[Cerowrt-devel] Fastpass: A Centralized "Zero-Queue" Datacenter Network

Sat Jul 19 13:31:17 EDT 2014

On Sat, Jul 19, 2014 at 9:41 AM,  <Valdis.Kletnieks at vt.edu> wrote:
> On Fri, 18 Jul 2014 17:23:24 -0700, Dave Taht said:
>> In particular, I'd *really love* to rip most of the network stack out
>> of the kernel and into userspace. And I really like the idea of
>> writable hardware that can talk to virtual memory from userspace (the
>> zynq can)

I enjoyed the first comment over here:

https://news.ycombinator.com/item?id=8056001

and stumbled across it in my every-morning's google search for "bufferbloat"

I really hate the fragmentation of the conversation that has happened since
netnews got overwhelmed by spam.

> To misquote Lost Boys, "One thing about living in a microkernel I never could
> stomach, all the damn context switches."

Ha. That movie was filmed in my "hometown" (santa cruz), and all the
local extras in it,
look like that, all the time. Love that movie. Been on those railroad tracks.

> Or were you thinking going entirely the opposite direction and offloading to
> ever-smarter network cards, sort of a combo of segment offload and zero-copy,
> on steroids no less?

Offloads are pita with our current architectures. Certainly I'd like
to make it easier
to prototype hardware and distribute loads to alternate cpus, whether they be
centralized or distributed.

Things like netmap and click are interesting, as is all the work on openswitch
and SDN related technologies.

http://info.iet.unipi.it/~luigi/netmap/

Not for the ultimate speed of it... but if you can move something that
is very hard to do,
and experiment with, if you do it in kernel, to where you can play
with it in userspace,
having the vm protections there make iterating on ideas much easier.

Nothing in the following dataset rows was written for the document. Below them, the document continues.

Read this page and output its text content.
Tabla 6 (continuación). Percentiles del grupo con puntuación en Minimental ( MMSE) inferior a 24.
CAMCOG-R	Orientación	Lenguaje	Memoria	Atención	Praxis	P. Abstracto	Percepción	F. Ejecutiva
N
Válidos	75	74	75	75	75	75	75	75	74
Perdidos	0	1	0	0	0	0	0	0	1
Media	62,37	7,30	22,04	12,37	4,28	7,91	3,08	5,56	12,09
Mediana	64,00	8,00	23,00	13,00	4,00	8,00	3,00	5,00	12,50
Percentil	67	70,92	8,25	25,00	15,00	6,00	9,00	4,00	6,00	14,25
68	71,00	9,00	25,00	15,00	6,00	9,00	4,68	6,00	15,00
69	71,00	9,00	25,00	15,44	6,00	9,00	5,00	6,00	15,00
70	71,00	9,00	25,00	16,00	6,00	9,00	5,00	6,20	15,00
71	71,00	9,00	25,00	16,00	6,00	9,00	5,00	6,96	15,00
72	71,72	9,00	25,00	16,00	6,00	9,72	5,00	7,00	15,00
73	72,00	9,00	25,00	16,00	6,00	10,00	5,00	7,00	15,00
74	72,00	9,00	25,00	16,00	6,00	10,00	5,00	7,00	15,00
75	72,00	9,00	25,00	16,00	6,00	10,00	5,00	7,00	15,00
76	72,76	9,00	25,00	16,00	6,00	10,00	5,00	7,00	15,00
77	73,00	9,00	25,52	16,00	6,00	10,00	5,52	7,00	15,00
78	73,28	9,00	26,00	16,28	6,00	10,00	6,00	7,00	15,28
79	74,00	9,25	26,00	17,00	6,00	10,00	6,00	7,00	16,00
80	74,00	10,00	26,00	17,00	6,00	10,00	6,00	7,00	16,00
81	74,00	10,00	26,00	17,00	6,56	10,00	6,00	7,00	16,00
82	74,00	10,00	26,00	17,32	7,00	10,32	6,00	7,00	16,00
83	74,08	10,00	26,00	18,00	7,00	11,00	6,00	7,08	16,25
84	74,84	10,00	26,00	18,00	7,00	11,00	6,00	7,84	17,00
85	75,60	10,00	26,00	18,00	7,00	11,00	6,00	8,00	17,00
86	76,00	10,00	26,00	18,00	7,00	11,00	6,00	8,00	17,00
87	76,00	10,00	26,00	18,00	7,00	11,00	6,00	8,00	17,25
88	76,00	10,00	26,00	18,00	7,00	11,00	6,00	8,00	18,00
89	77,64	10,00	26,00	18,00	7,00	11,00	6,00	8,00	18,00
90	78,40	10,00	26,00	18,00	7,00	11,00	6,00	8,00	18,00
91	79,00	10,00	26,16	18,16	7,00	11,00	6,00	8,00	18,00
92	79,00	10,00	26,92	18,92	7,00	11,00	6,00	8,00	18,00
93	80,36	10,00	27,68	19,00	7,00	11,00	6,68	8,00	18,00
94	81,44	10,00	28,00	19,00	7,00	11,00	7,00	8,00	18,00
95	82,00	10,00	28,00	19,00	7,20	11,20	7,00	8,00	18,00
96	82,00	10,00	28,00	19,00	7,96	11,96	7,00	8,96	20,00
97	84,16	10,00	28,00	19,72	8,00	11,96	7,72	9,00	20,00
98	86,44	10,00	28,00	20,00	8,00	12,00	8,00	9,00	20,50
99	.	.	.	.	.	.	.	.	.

You can prototype stuff in really high level languages (like python)
and prove stuff
out, and that's a good thing. Certainly the performance won't be
there, but if you
can clearly identify a core performance enhancing thing, you can move it to C
or ASIC later.

I think, incidentally, HAD micro-kernels been successful, hardware
support for them
would have evolved, and it would be far better, more reliable
computing world. I note at the
time that I was working on things like mach, (early 90s) I didn't feel
this way!, as moving
virtual memory management to userspace incurred such a substantial overhead
as to obviate the advantages. There was plenty of other stuff that was
pretty useful
to move to userspace (plan 9 did it better than mach), too, but it all
got lost in how hard
and slow it was at the time to abstract so much out of the kernel.

(there are good ideas in every bad paper)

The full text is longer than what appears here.